Так Франсуаза с тетей на утреннем совещании обсуждали первые события дня. Но иногда происходили события столь таинственные и столь важные, что тетя не могла дождаться, когда Франсуаза к ней поднимется, и тогда на весь дом четыре раза подряд оглушительно звонил ее колокольчик.
– Госпожа Октав! Да ведь еще рано принимать пепсин, – говорила Франсуаза. – Или у вас слабость?
– Да нет, Франсуаза, – отвечала тетя. – А впрочем, да. Вы же знаете, что у меня теперь почти все время слабость. Однажды я, вроде госпожи Руссо, не успею опомниться, как перейду в мир иной, но позвонила я не поэтому. Вы не поверите: я только что видела, как вот вас сейчас вижу, госпожу Гупиль с девочкой, которую я не знаю! Сбегайте, купите соли на два су у Камю. Теодор не может не знать, кто это.
– Да это, наверно, дочка Пюпена, – отвечала Франсуаза: сегодня она уже два раза была у Камю, а потому дала объяснение незамедлительно.

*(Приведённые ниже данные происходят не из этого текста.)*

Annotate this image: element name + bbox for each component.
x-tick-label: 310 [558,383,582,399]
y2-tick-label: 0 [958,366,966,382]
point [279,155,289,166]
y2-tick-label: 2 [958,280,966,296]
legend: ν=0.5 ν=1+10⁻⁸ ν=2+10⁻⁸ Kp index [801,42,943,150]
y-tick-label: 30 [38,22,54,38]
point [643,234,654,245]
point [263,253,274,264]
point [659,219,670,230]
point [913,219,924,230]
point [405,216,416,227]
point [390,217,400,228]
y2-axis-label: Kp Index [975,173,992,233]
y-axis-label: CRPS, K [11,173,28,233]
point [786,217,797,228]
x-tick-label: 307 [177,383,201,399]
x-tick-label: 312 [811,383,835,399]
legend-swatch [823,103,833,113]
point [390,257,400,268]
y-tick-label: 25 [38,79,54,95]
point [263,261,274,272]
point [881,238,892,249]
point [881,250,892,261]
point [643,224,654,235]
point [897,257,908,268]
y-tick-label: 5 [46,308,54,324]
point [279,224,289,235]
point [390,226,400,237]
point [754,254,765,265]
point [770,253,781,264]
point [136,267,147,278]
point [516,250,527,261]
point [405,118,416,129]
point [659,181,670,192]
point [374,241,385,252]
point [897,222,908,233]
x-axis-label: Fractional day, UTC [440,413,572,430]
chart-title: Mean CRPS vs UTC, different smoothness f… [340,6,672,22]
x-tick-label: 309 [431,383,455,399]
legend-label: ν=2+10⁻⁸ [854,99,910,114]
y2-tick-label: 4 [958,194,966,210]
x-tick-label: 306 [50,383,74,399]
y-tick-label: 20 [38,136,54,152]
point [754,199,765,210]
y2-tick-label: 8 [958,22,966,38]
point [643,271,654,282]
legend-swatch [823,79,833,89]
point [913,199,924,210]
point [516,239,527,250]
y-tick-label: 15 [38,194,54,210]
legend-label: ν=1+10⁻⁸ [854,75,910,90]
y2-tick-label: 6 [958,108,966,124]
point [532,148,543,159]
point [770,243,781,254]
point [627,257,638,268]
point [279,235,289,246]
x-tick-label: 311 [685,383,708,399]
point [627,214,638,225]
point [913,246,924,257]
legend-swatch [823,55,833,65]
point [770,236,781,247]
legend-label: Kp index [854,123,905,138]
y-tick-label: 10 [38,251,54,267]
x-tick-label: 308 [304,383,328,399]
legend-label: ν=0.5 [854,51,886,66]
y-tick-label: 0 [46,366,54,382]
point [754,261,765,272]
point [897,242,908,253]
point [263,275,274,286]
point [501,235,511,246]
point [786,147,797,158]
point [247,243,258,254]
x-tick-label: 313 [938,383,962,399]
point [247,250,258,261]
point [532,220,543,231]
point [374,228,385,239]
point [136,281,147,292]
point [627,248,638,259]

– Дочка Пюпена! Франсуаза, милая, что вы говорите? Неужели я бы ее не узнала?
– Да я не про взрослую дочку говорю, госпожа Октав, а про девочку – про ту, что учится в пансионе в Жуи. По-моему, я ее нынче утром видела.
– Ну, может быть, – соглашалась тетя. – Значит, она приехала на праздники. Да, конечно! В таком случае нет смысла и узнавать – она не могла не приехать на праздники. Мы сейчас увидим, как госпожа Сазра позвонит к сестре, когда придет к ней завтракать. Непременно увидим! Только что мимо нас прошел мальчик с тортом от Галопена! Вот увидите: это торт для госпожи Гупиль.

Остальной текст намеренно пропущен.